Welcome to George Washington Birthplace National Monument!
- George Washington Birthplace National Monument
- Location: Virginia
- Established: 1930
- Admission: Free
- Social Sites: Twitter, Facebook
The Washington, DC, region is a veritable goldmine for U.S. history buffs. Monuments, memorials, historic sites, internationally recognized federal buildings, and so much more.
And if you’re a student of early American history or the Revolutionary War, there seems to be something pertinent to your interests every 10 feet or so. If George Washington is your guy, there’s the 1-2-3 lineup of the Washington Monument, the George Washington Masonic National Memorial, and Mount Vernon, which is also Washington’s final resting place. The latter two are in neighboring Alexandria, VA, which isn’t that far afield.
But what if you want to see where it all began? Turns out George Washington was born just a bit farther out of town in Colonial Beach, Virginia. George Washington Birthplace National Monument is on the banks of the Potomac River about 1 hour 45 minutes south of DC and about 45 minutes east of Fredericksburg.
It’s a gorgeous spot right on the river that’s a must-do for Washington fans. And if you happen to be in the area, you certainly won’t be sorry you made the detour. (Stratford Hall, birthplace of Robert E. Lee, is also just up the road.)
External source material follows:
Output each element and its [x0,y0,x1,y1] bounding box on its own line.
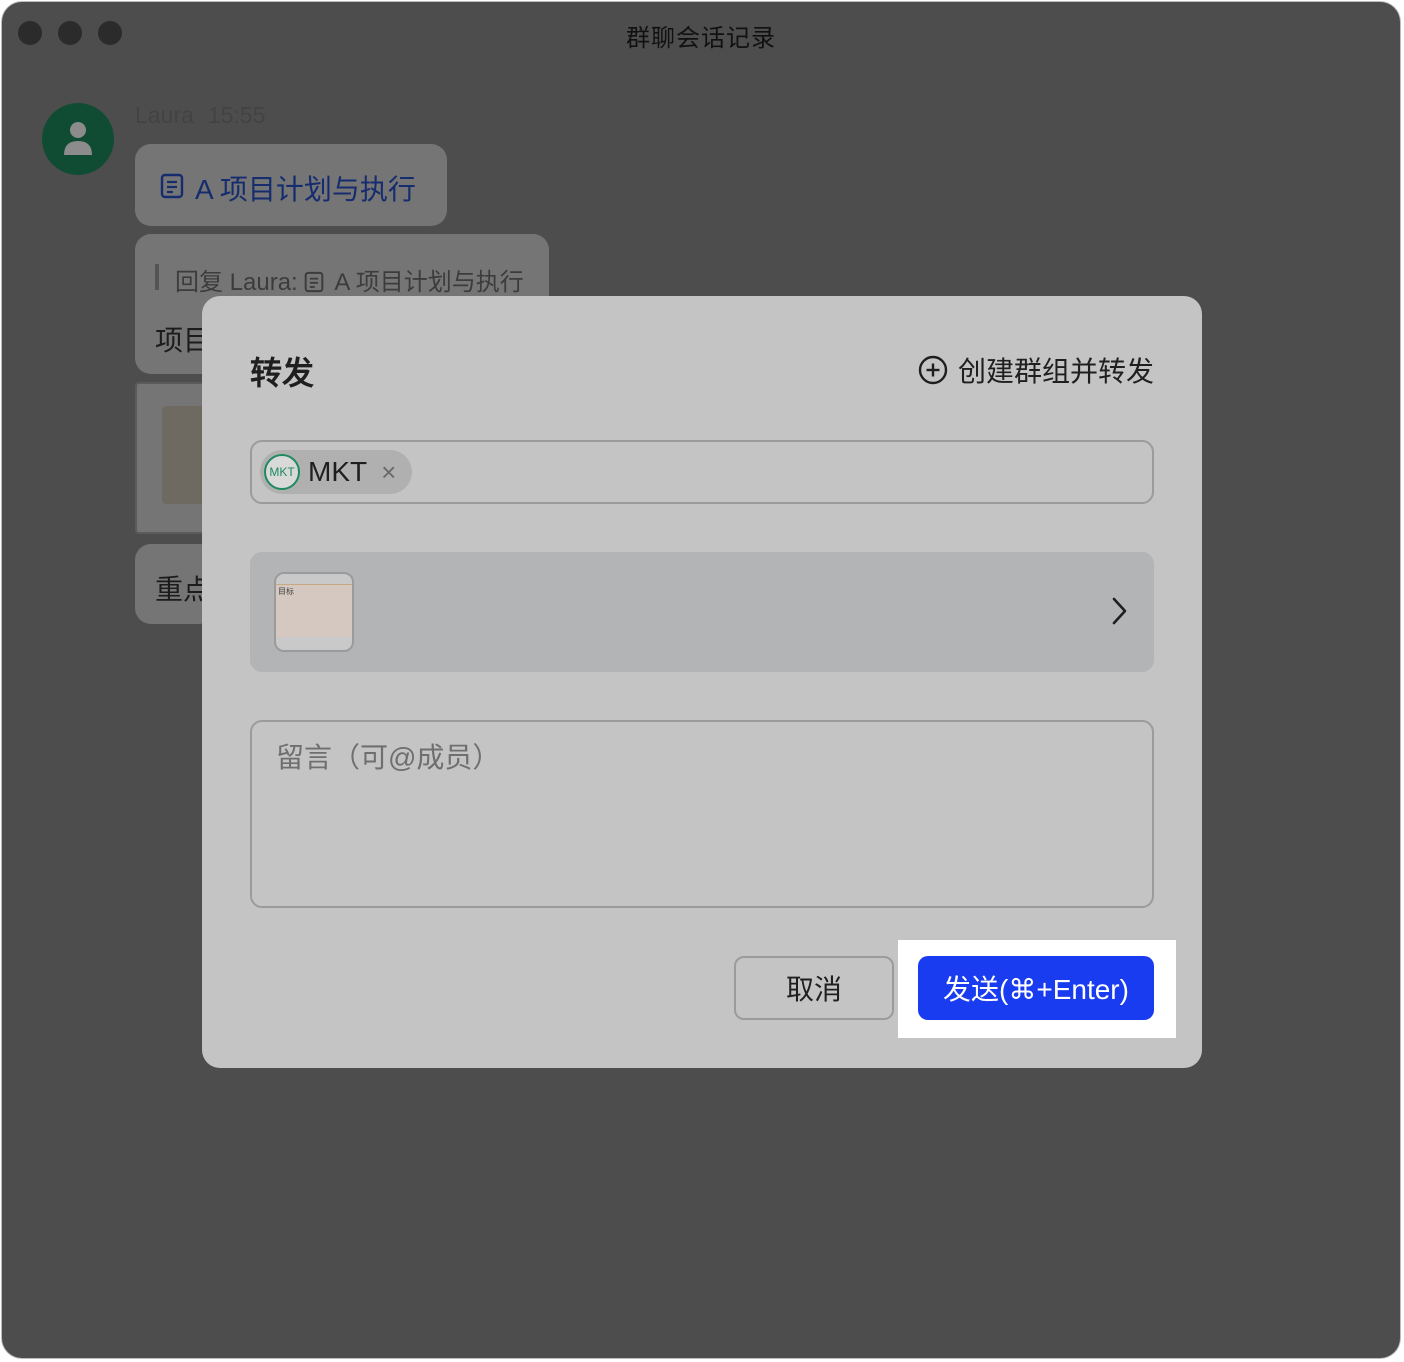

(Click on all pictures to embiggen.)
The primary attraction here is, obviously, Washington’s birthplace site. However, don’t come expecting to see an actual house – or even the remains of one. The original house belonged to Washington’s father, Augustine, and George was born to Augustine and Mary Ball in 1732.
Although the house and surrounding site play an important role in Washington’s life, he only lived here for the first four years of his life.
The original house burned down in 1779, when it belonged to Washington’s nephew William Augustine. It was excavated in 1936, and the foundation was uncovered, but it was soon reburied to protect it. Today, the outline of the house is marked with oyster shells. That’s all that remains to mark the spot where Washington was born.
Memorial House and Farm
The largest structure on the property is the Memorial House, which was built in 1931 to commemorate the bicentennial of Washington’s birth. The house represents a typical upper-class colonial home and is furnished to recall the early-mid 1700s. Based on the footprint of the birthplace site, the Memorial House is much bigger and (by the NPS’s own admission) probably finer than the original house. Guided ranger tours include access to the interior of the Memorial House.
Surrounding the house are the original birthplace site, a colonial herb and flower garden, a colonial kitchen, and several other (replica) farm buildings.
Grounds and Trails
Greeting visitors at the entrance to the property is a 50-foot stone obelisk that was erected in 1896 by the War Department. It’s a one-tenth replica of the Washington Monument on the National Mall in DC, and it originally stood where the Memorial House is today. It was moved to its present location in 1930, when the property became a national memorial.
The property runs right up to Popes Creek and the Potomac River, and it’s just flat-out gorgeous. The view from the back of the Memorial House is one you’ll want to linger over. Beyond the farm are acres of wooded property with a couple easy nature trails.
The Washington family burial ground is also on the property. Buried here are more than 30 people, including Washington’s father, grandfather, and great-grandfather. Washington himself is buried at Mount Vernon.
Like most NPS sites, George Washington Birthplace has a park-centric Junior Ranger program. Kids get an opportunity to explore the grounds, early 18th century farm life in general, and Washington’s early life in particular. The Junior Ranger program is one of the highlights of any NPS visit for the little Roarbots. It wouldn’t be a visit without a passport stamp and a Junior Ranger badge/pin!